Wat me de afgelopen twee en een half jaar niet is ontgaan, is er dat er heel veel retoriek over de begroting is, maar dat telkens wanneer de federale regering hiervoor samenkomt, het alleen maar erger wordt. Ik zou hopen dat Open Vld het been eens stijf houdt voor de federale begroting en zorgt dat die huishouding op orde is, in plaats van hier het begrotingsbeleid van de Vlaamse Regering onder vuur te nemen. U levert de federale minister van Begroting. Doe daar het werk dat u moet doen.
Mijnheer Vanvelthoven, u komt zelf van de overkant, en de waarheid heeft haar rechten. De federale regering beschikt pas sinds dit jaar over een fulltime minister van Begroting. Dat was geen dag te vroeg. Wij zijn dan ook blij dat minister Vanhengel daar zijn verantwoordelijkheid opneemt. Het is ooit anders geweest.
Dat het geen dag te vroeg was, is mede te wijten aan Open Vld, dat al tweeënhalf jaar in diezelfde federale regering zit.
Collegas, als we deze begroting overschouwen, is het voor de sp.a-fractie ook heel belangrijk dat in een aantal sectoren niét bespaard wordt. Er wordt niet bespaard in de gehandicaptensector, in de sociale en beschutte werkplaatsen, in de thuiszorg, in de kinderopvang. Meer zelfs: voor een aantal sectoren wordt er, ondanks deze economisch moeilijke tijden, meer geld vrijgemaakt. Er wordt bijvoorbeeld meer geld vrijgemaakt voor kinderopvang. Dat is ongemeen belangrijk, om, zeker in deze economisch moeilijke tijden, bepaalde groepen meer kansen te geven op de arbeidsmarkt. Er gaat ook meer geld naar de gehandicaptensector, die mag doorgaan met zijn uitbreidingsprogramma.
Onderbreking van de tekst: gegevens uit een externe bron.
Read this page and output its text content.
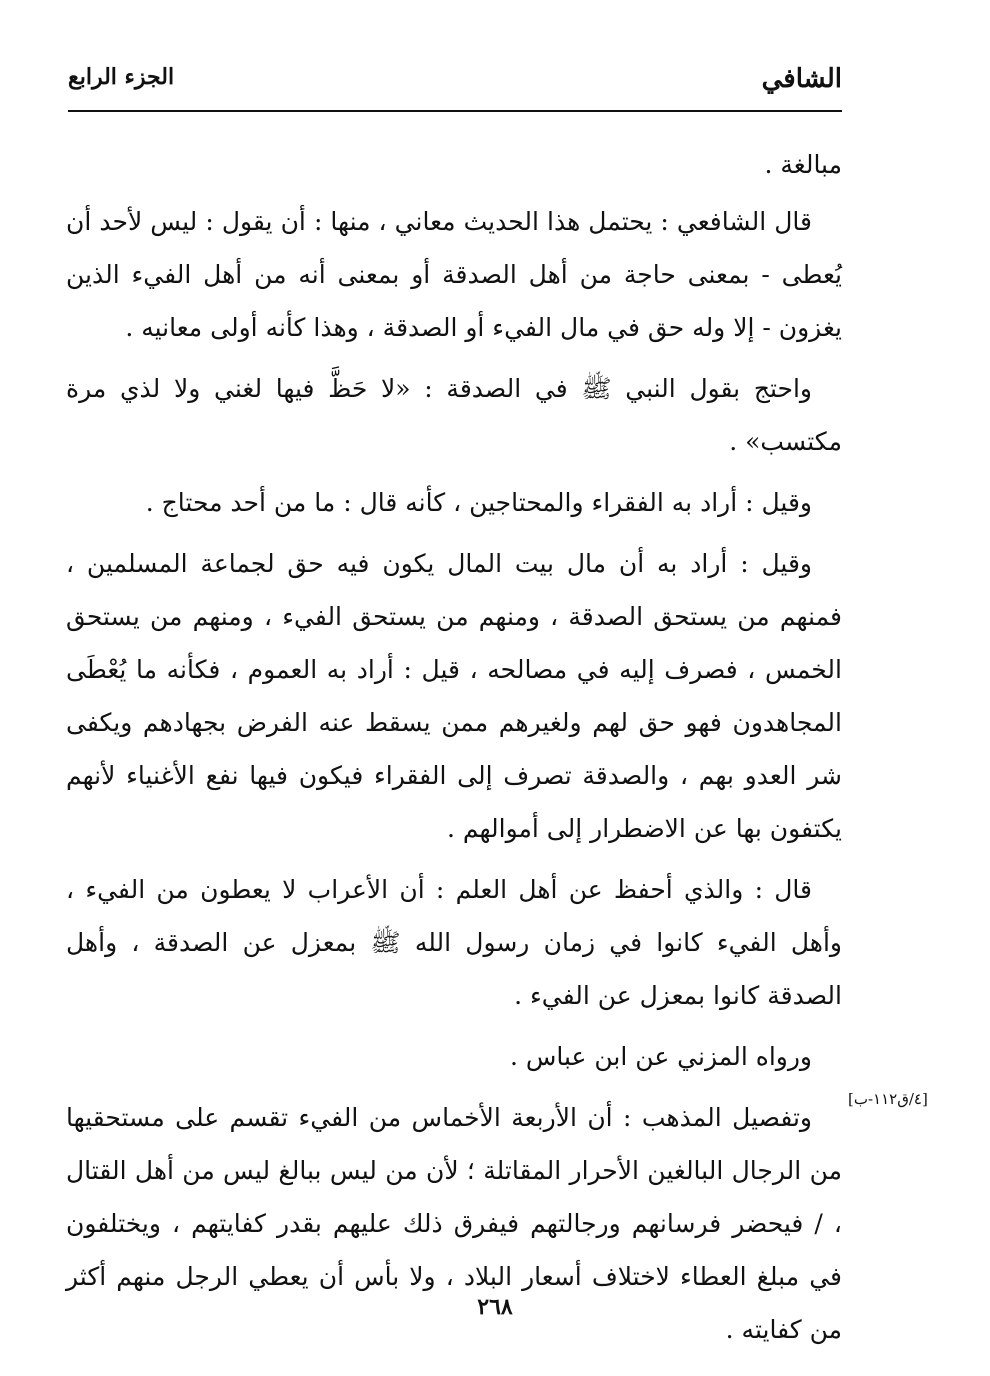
الشافي
الجزء الرابع

مبالغة .

قال الشافعي : يحتمل هذا الحديث معاني ، منها : أن يقول : ليس لأحد أن يُعطى - بمعنى حاجة من أهل الصدقة أو بمعنى أنه من أهل الفيء الذين يغزون - إلا وله حق في مال الفيء أو الصدقة ، وهذا كأنه أولى معانيه .

واحتج بقول النبي ﷺ في الصدقة : «لا حَظَّ فيها لغني ولا لذي مرة مكتسب» .

وقيل : أراد به الفقراء والمحتاجين ، كأنه قال : ما من أحد محتاج .

وقيل : أراد به أن مال بيت المال يكون فيه حق لجماعة المسلمين ، فمنهم من يستحق الصدقة ، ومنهم من يستحق الفيء ، ومنهم من يستحق الخمس ، فصرف إليه في مصالحه ، قيل : أراد به العموم ، فكأنه ما يُعْطَى المجاهدون فهو حق لهم ولغيرهم ممن يسقط عنه الفرض بجهادهم ويكفى شر العدو بهم ، والصدقة تصرف إلى الفقراء فيكون فيها نفع الأغنياء لأنهم يكتفون بها عن الاضطرار إلى أموالهم .

قال : والذي أحفظ عن أهل العلم : أن الأعراب لا يعطون من الفيء ، وأهل الفيء كانوا في زمان رسول الله ﷺ بمعزل عن الصدقة ، وأهل الصدقة كانوا بمعزل عن الفيء .

ورواه المزني عن ابن عباس .

وتفصيل المذهب : أن الأربعة الأخماس من الفيء تقسم على مستحقيها من الرجال البالغين الأحرار المقاتلة ؛ لأن من ليس ببالغ ليس من أهل القتال ، / فيحضر فرسانهم ورجالتهم فيفرق ذلك عليهم بقدر كفايتهم ، ويختلفون في مبلغ العطاء لاختلاف أسعار البلاد ، ولا بأس أن يعطي الرجل منهم أكثر من كفايته .

[٤/ق١١٢-ب]
٢٦٨
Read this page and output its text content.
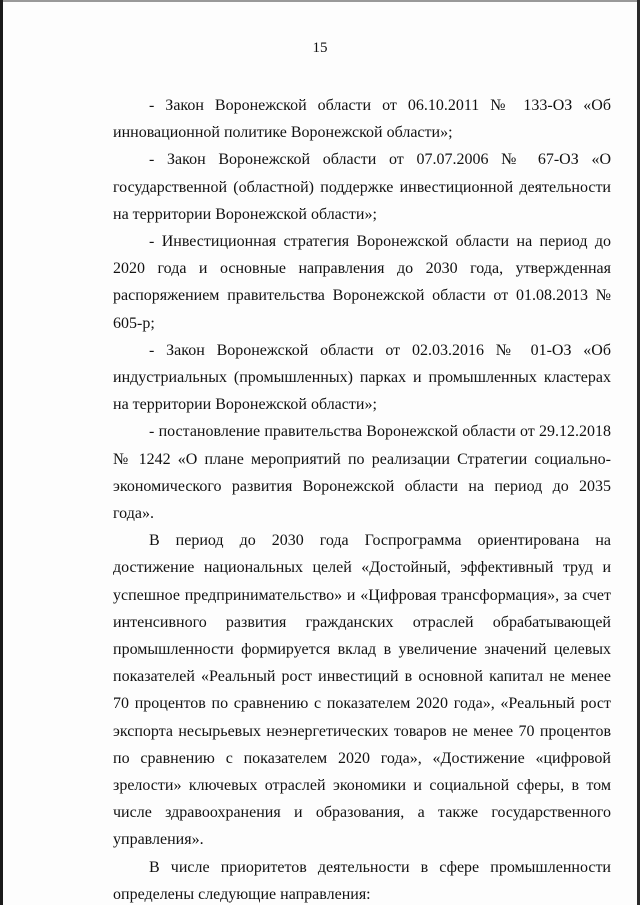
15

- Закон Воронежской области от 06.10.2011 № 133-ОЗ «Об инновационной политике Воронежской области»;

- Закон Воронежской области от 07.07.2006 № 67-ОЗ «О государственной (областной) поддержке инвестиционной деятельности на территории Воронежской области»;

- Инвестиционная стратегия Воронежской области на период до 2020 года и основные направления до 2030 года, утвержденная распоряжением правительства Воронежской области от 01.08.2013 № 605-р;

- Закон Воронежской области от 02.03.2016 № 01-ОЗ «Об индустриальных (промышленных) парках и промышленных кластерах на территории Воронежской области»;

- постановление правительства Воронежской области от 29.12.2018 № 1242 «О плане мероприятий по реализации Стратегии социально-экономического развития Воронежской области на период до 2035 года».

В период до 2030 года Госпрограмма ориентирована на достижение национальных целей «Достойный, эффективный труд и успешное предпринимательство» и «Цифровая трансформация», за счет интенсивного развития гражданских отраслей обрабатывающей промышленности формируется вклад в увеличение значений целевых показателей «Реальный рост инвестиций в основной капитал не менее 70 процентов по сравнению с показателем 2020 года», «Реальный рост экспорта несырьевых неэнергетических товаров не менее 70 процентов по сравнению с показателем 2020 года», «Достижение «цифровой зрелости» ключевых отраслей экономики и социальной сферы, в том числе здравоохранения и образования, а также государственного управления».

В числе приоритетов деятельности в сфере промышленности определены следующие направления:
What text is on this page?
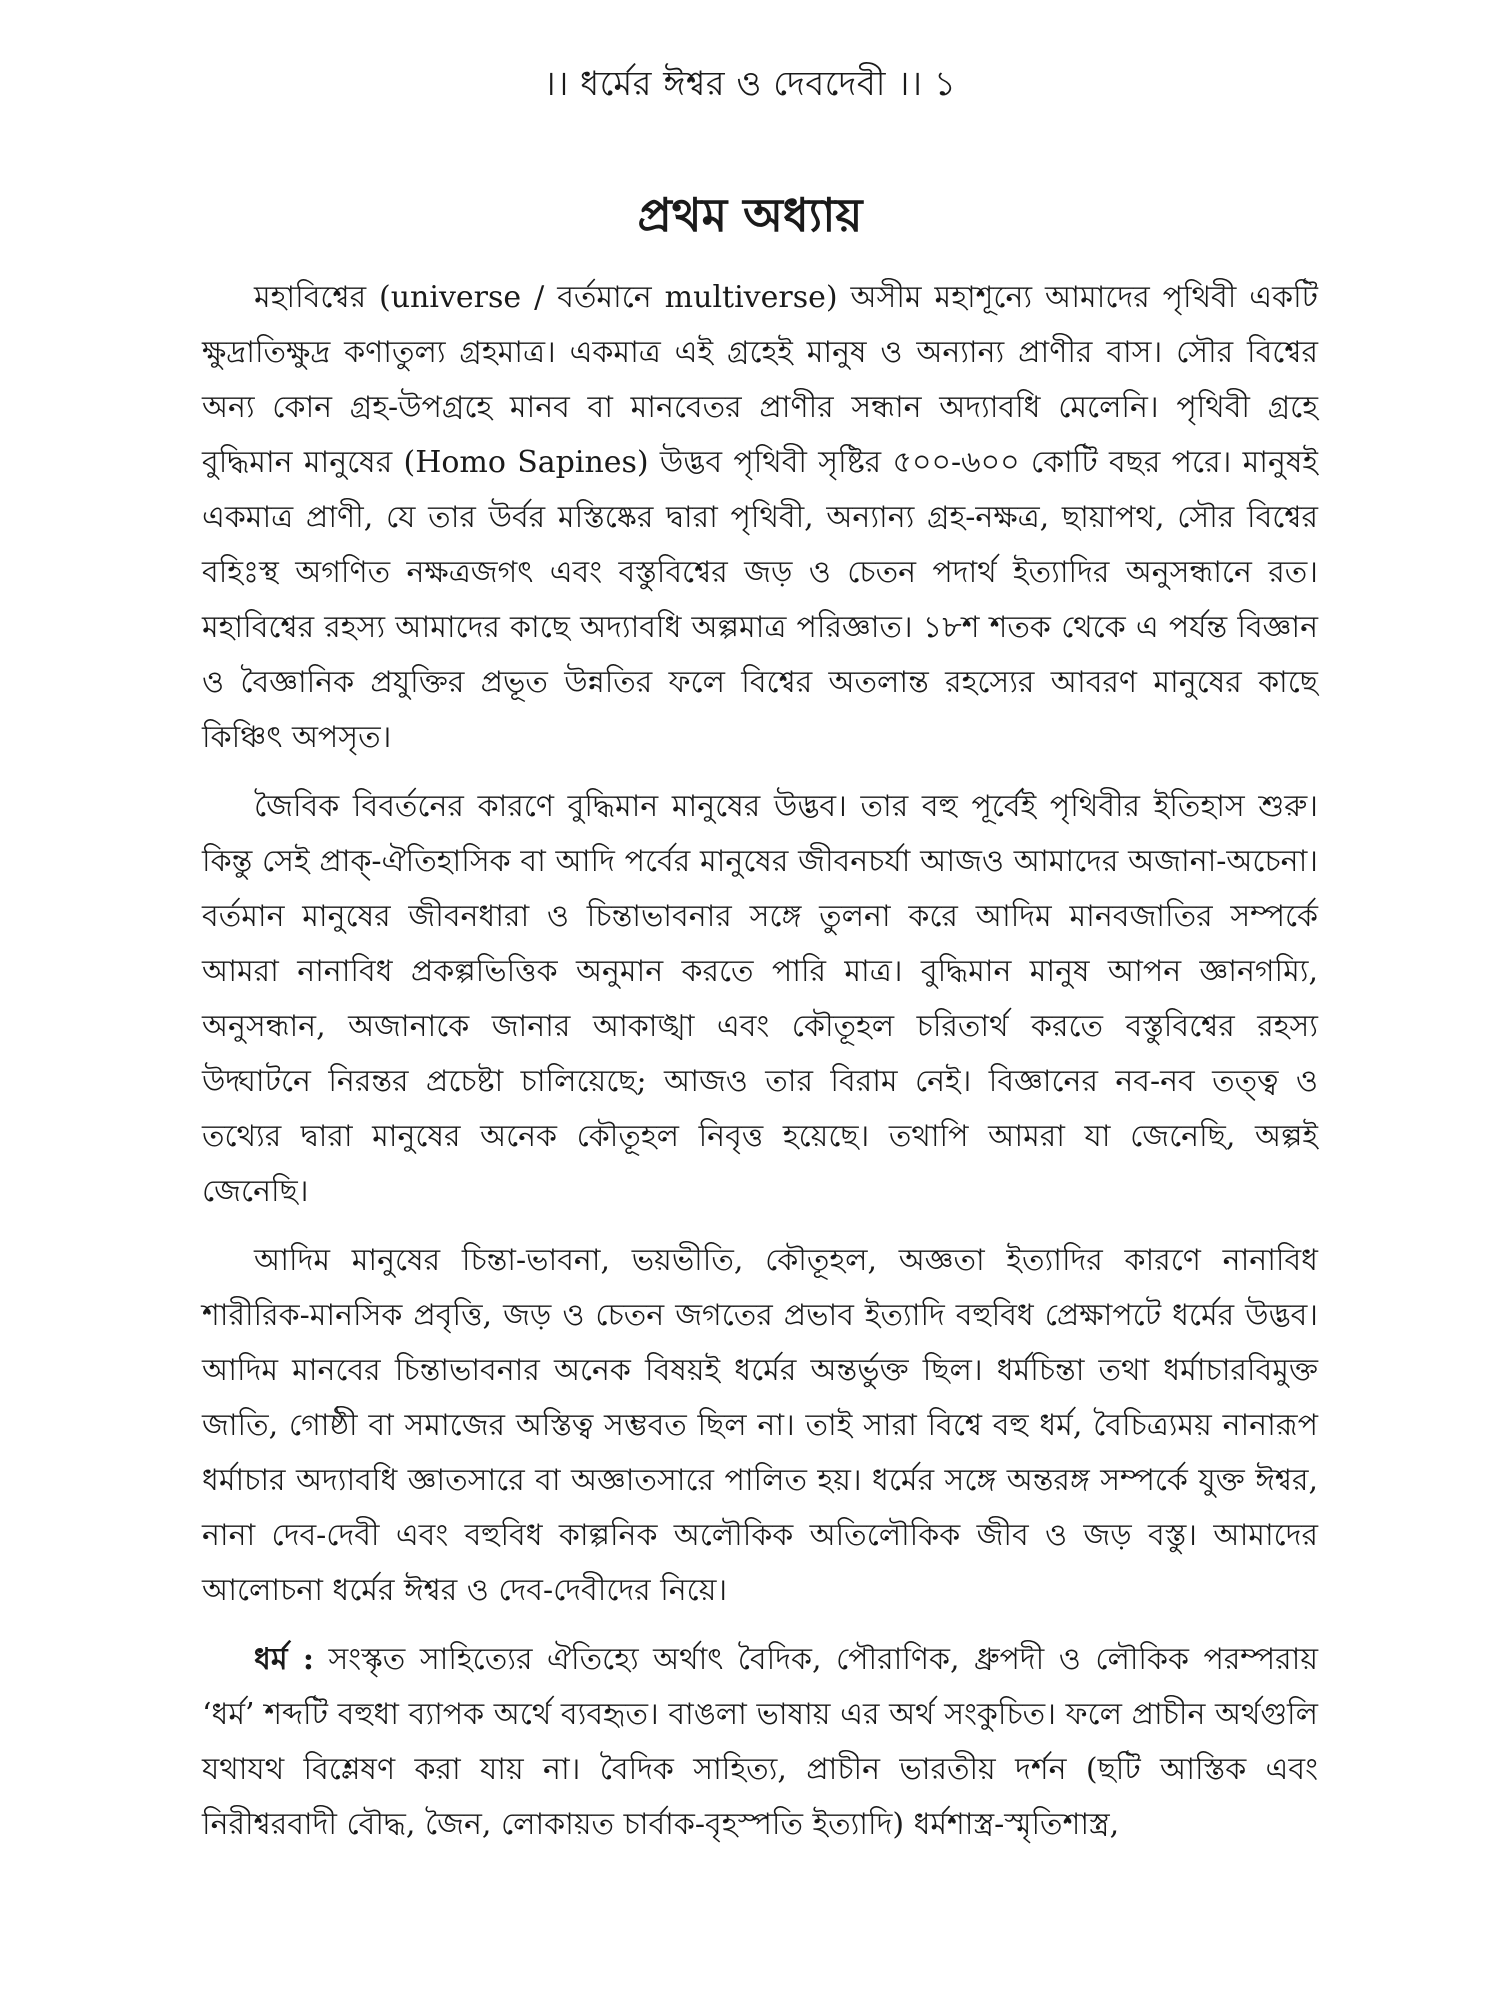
।। ধর্মের ঈশ্বর ও দেবদেবী ।। ১
প্রথম অধ্যায়

মহাবিশ্বের (universe / বর্তমানে multiverse) অসীম মহাশূন্যে আমাদের পৃথিবী একটি ক্ষুদ্রাতিক্ষুদ্র কণাতুল্য গ্রহমাত্র। একমাত্র এই গ্রহেই মানুষ ও অন্যান্য প্রাণীর বাস। সৌর বিশ্বের অন্য কোন গ্রহ-উপগ্রহে মানব বা মানবেতর প্রাণীর সন্ধান অদ্যাবধি মেলেনি। পৃথিবী গ্রহে বুদ্ধিমান মানুষের (Homo Sapines) উদ্ভব পৃথিবী সৃষ্টির ৫০০-৬০০ কোটি বছর পরে। মানুষই একমাত্র প্রাণী, যে তার উর্বর মস্তিষ্কের দ্বারা পৃথিবী, অন্যান্য গ্রহ-নক্ষত্র, ছায়াপথ, সৌর বিশ্বের বহিঃস্থ অগণিত নক্ষত্রজগৎ এবং বস্তুবিশ্বের জড় ও চেতন পদার্থ ইত্যাদির অনুসন্ধানে রত। মহাবিশ্বের রহস্য আমাদের কাছে অদ্যাবধি অল্পমাত্র পরিজ্ঞাত। ১৮শ শতক থেকে এ পর্যন্ত বিজ্ঞান ও বৈজ্ঞানিক প্রযুক্তির প্রভূত উন্নতির ফলে বিশ্বের অতলান্ত রহস্যের আবরণ মানুষের কাছে কিঞ্চিৎ অপসৃত।

জৈবিক বিবর্তনের কারণে বুদ্ধিমান মানুষের উদ্ভব। তার বহু পূর্বেই পৃথিবীর ইতিহাস শুরু। কিন্তু সেই প্রাক্‌-ঐতিহাসিক বা আদি পর্বের মানুষের জীবনচর্যা আজও আমাদের অজানা-অচেনা। বর্তমান মানুষের জীবনধারা ও চিন্তাভাবনার সঙ্গে তুলনা করে আদিম মানবজাতির সম্পর্কে আমরা নানাবিধ প্রকল্পভিত্তিক অনুমান করতে পারি মাত্র। বুদ্ধিমান মানুষ আপন জ্ঞানগম্যি, অনুসন্ধান, অজানাকে জানার আকাঙ্খা এবং কৌতূহল চরিতার্থ করতে বস্তুবিশ্বের রহস্য উদ্ঘাটনে নিরন্তর প্রচেষ্টা চালিয়েছে; আজও তার বিরাম নেই। বিজ্ঞানের নব-নব তত্ত্ব ও তথ্যের দ্বারা মানুষের অনেক কৌতূহল নিবৃত্ত হয়েছে। তথাপি আমরা যা জেনেছি, অল্পই জেনেছি।

আদিম মানুষের চিন্তা-ভাবনা, ভয়ভীতি, কৌতূহল, অজ্ঞতা ইত্যাদির কারণে নানাবিধ শারীরিক-মানসিক প্রবৃত্তি, জড় ও চেতন জগতের প্রভাব ইত্যাদি বহুবিধ প্রেক্ষাপটে ধর্মের উদ্ভব। আদিম মানবের চিন্তাভাবনার অনেক বিষয়ই ধর্মের অন্তর্ভুক্ত ছিল। ধর্মচিন্তা তথা ধর্মাচারবিমুক্ত জাতি, গোষ্ঠী বা সমাজের অস্তিত্ব সম্ভবত ছিল না। তাই সারা বিশ্বে বহু ধর্ম, বৈচিত্র্যময় নানারূপ ধর্মাচার অদ্যাবধি জ্ঞাতসারে বা অজ্ঞাতসারে পালিত হয়। ধর্মের সঙ্গে অন্তরঙ্গ সম্পর্কে যুক্ত ঈশ্বর, নানা দেব-দেবী এবং বহুবিধ কাল্পনিক অলৌকিক অতিলৌকিক জীব ও জড় বস্তু। আমাদের আলোচনা ধর্মের ঈশ্বর ও দেব-দেবীদের নিয়ে।

ধর্ম : সংস্কৃত সাহিত্যের ঐতিহ্যে অর্থাৎ বৈদিক, পৌরাণিক, ধ্রুপদী ও লৌকিক পরম্পরায় ‘ধর্ম’ শব্দটি বহুধা ব্যাপক অর্থে ব্যবহৃত। বাঙলা ভাষায় এর অর্থ সংকুচিত। ফলে প্রাচীন অর্থগুলি যথাযথ বিশ্লেষণ করা যায় না। বৈদিক সাহিত্য, প্রাচীন ভারতীয় দর্শন (ছটি আস্তিক এবং নিরীশ্বরবাদী বৌদ্ধ, জৈন, লোকায়ত চার্বাক-বৃহস্পতি ইত্যাদি) ধর্মশাস্ত্র-স্মৃতিশাস্ত্র,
In deze economisch moeilijke tijden worden besparingen met andere woorden niet afgewenteld op de allerzwaksten in onze samenleving.
Bij de regeringsonderhandelingen heeft sp.a ervoor geijverd om het decreet Grond- en Pandenbeleid integraal en onverkort uit te voeren. We mogen zeggen dat dat in de begroting 2010 ook wordt waargemaakt. Voor het groeipad van het decreet Grond- en Pandenbeleid is voorzien in een uitbreiding van het investeringsprogramma ten belope van 76 miljoen euro: 35 miljoen euro in de huursector, 41 miljoen euro in de koopsector. Door die uitbreiding bedraagt het investeringsprogramma 2010 voor de huursector 455 miljoen euro, en voor de koopsector 211 miljoen euro. Voor sp.a is dat bijzonder belangrijk.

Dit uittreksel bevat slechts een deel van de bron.